We value things more when we pay for them. Grace is something
we receive as a gift, not through payment or our own works. Maybe that’s why,
in the world of cultural Christianity, cheap grace is so prevalent. Cheap grace
is when we use religion to make ourselves feel better, without actually
changing anything. When we acknowledge Christ but do not follow him. When we
market God for the masses, dilute him so he fits comfortably with our own
priorities. As Dietrich Bonhoeffer writes, it is “forgiveness without requiring
repentance, baptism without church discipline, communion without confession,
absolution without personal confession… Instead of following Christ, let the
Christian enjoy the consolations of his grace!”

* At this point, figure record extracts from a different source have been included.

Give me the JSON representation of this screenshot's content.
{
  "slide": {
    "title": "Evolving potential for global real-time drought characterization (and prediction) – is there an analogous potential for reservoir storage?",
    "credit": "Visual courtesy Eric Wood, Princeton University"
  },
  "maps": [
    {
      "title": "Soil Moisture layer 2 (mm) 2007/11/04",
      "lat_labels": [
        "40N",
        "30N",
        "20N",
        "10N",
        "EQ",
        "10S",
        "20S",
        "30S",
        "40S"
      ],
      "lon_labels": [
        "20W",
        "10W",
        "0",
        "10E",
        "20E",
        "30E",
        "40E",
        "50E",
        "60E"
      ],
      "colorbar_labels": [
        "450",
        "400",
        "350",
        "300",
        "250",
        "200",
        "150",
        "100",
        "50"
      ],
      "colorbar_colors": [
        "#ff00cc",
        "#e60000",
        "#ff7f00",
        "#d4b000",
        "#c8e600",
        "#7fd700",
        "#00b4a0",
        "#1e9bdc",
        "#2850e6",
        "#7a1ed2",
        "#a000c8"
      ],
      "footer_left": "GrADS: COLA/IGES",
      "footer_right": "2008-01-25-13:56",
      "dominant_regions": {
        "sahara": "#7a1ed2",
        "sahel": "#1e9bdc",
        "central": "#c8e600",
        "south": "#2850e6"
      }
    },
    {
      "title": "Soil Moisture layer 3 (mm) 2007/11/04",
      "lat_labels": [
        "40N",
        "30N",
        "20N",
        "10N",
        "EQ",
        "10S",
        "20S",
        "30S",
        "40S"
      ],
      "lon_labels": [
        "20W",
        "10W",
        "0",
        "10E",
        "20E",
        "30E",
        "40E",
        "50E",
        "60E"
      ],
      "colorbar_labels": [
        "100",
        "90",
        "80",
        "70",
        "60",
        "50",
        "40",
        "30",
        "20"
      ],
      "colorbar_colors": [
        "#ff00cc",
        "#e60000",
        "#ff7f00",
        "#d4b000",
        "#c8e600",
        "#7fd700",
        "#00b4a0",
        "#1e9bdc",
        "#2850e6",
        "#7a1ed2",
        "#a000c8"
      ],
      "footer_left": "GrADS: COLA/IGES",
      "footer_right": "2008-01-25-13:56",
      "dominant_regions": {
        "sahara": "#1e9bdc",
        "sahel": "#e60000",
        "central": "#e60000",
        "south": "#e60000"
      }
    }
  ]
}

That’s why I love how John writes that Jesus came “full of
grace and truth.” The truth is, the sin we commit is wrong, a deep, deep wrong
against a perfectly just God. Therefore, the truth is, Jesus had to pay dearly
for the grace I receive. “What has cost God much,” Bonhoeffer writes, “cannot
be cheap for us.” I value scribbles with a crayon because I know my kid spent
half the morning creating it. I value a gift from Dave because I know he put
considerable thought and maybe money into it. How much more do I value Jesus
setting aside heaven, sweating blood, enduring the full weight of eternal
judgment condensed into those hours on the cross? If someone I knew were to die
for me, would it not be priceless?
“Costly grace,” Bonhoeffer goes on to say, “is the treasure
hidden in the field; for the sake of it a man will gladly go and sell all that
he has. … It is the kingly rule of Christ, for whose sake a man will pluck out
the eye which causes him to stumble; it is the call of Jesus Christ at which
the disciple leaves his nets and follows him… Such grace.. is costly because it
costs a man his life, and it is grace because it gives a man the only true
life.” And that’s the key: grace is not cheap for me, because I want to give
all I have to follow Jesus, and that costs me a lot of things. At times it
costs me comfort, outward acclaim, control, self-centered desires. But in it I
gain real life, life to the full.
I think about John the Baptist: when his own followers were
pointing out that this guy named Jesus was baptizing more people than they
were, John said look, this guy is the bridegroom. I’m just his best man. And when
I hear his voice, I rejoice greatly—“therefore this joy of mine is now
complete.” Have you ever experienced complete joy? When you just felt like
nothing else was missing, when you felt completely replete, deeply happy? Does
anything we follow bring us that, for more than a passing moment? But Jesus
does. Sure, I gain eternal life, countless returns on whatever I’m giving up—but
most of all, I gain him. And the more I follow him, the more I see that
whatever it costs me is cheap and passing compared to that.